Access to electricity is a fundamental human need, yet more than a  billion people still have no access to it.  In response, Bill Gates is leading a $1 billion (£800 million) fund along with Sir Richard Branson, Amazon founder Jeff Bezos and Alibaba's founder Jack Ma to invest in electricity based on green, i.e. non-fossil, sources.  Gates believes that in the foreseeable future there will be a clean energy break-through that will save the planet by displacing polluting sources of electricity,  and power the world.  Access to affordable electricity can have a transformational impact on poor rural communities in a range of sectors including: education, economically important activities such as cottage industries and commerce, communications, access to national and international media and information, security, and, of course, recreation. In short, in the hyper-connected world of today, access to affordable electricity is critical.

The provision of access to affordable electricity through the introduction of off-grid renewable energy technologies, especially based on solar photovoltaic, has the potential to dramatically improve the lives people who lack access worldwide, including some 650 million in Sub-Saharan Africa, 350 million in Asia and about 20 million in Latin America and the Caribbean [International Energy Agency data, World Energy Outlook].  Blockchain can play a useful role in the process of introducing renewable technologies suited to the needs and capacity to pay of the rural poor by reducing transaction costs, increasing the transparency and traceability of customer payment data, and increasing trust between parties. Furthermore, the growing appeal of Blockchain and cryptocurrencies open the doors to autonomous market players and services to disrupt the entire energy market using a peer-to-peer (P2P) business model. Developing countries represent one of the most interesting use cases for decentralised energy through a peer-to-peer infrastructure and using new, low-cost renewable energies. 

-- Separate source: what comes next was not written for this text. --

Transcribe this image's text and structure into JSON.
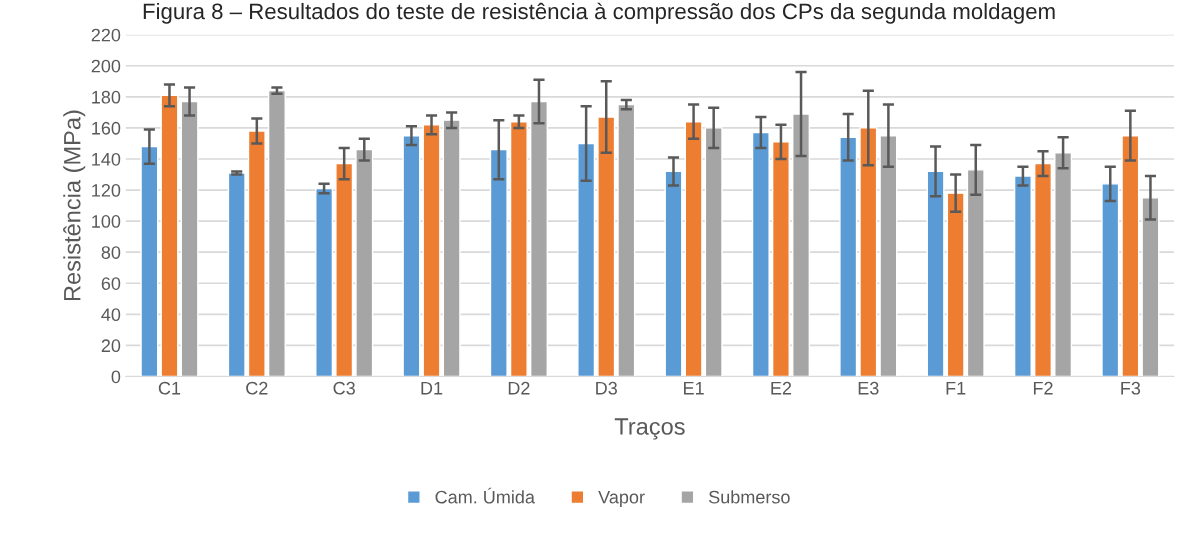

The price of solar panels has dropped over 80% over the last decade. In most countries, it is now cheaper to produce and buy solar energy than fossil energies. Solar panels can now be connected to the Blockchain to enable consumers in developing countries to benefit from distributed generation.

With Blockchain, someone from a village in a developing country can buy small solar panels and plug them to a mini grid network of cables to produce electricity for their local community. Another person from the same village can use their phone to buy electricity from the solar panel as a pay-as-you-go service.The provider of electricity to villagers can collect payment from the end user (and disconnect the solar unit in the event of a non-payment). The incentive of buying solar panels for people in remote areas is compelling, as they can immediately generate electricity and get paid instantly by the consumer. More and more people from the same village can buy solar panels and plug them into the Blockchain network. The smart contracts on the Blockchain allow participants in that system – consumers and producers – to buy and sell solar energy from each other, using digital tokens that can be redeemed for a local cryptocurrency. As the Blockchain is immutable and highly secured through a distributed infrastructure, this process is automated and cannot be corrupted by an individual or institution.

Clean energy tech start-ups are developing solutions and applications that focus on renewable energy, reducing carbon emissions and developing smart grids that will optimise energy consumption. Blockchain can assist these start-ups in offering a decentralised energy solution that is reliable and effective. As such, Blockchain has a significant chance to help combat climate change as it enables the creation, usage, and exchange of renewable decentralised energy in a trustworthy and reliable manner. This makes renewable energy more attractive to consumers, organisations, and societies.


This is all wishful thinking, renewables are none such except for the low density fuel they use. Because the weakest links in in renewables is intermittency, dependency on foreign manufacturers, and infrastructure costs there will always be a big link to either fossils or nuclear. The hardware is not renewable nor very green.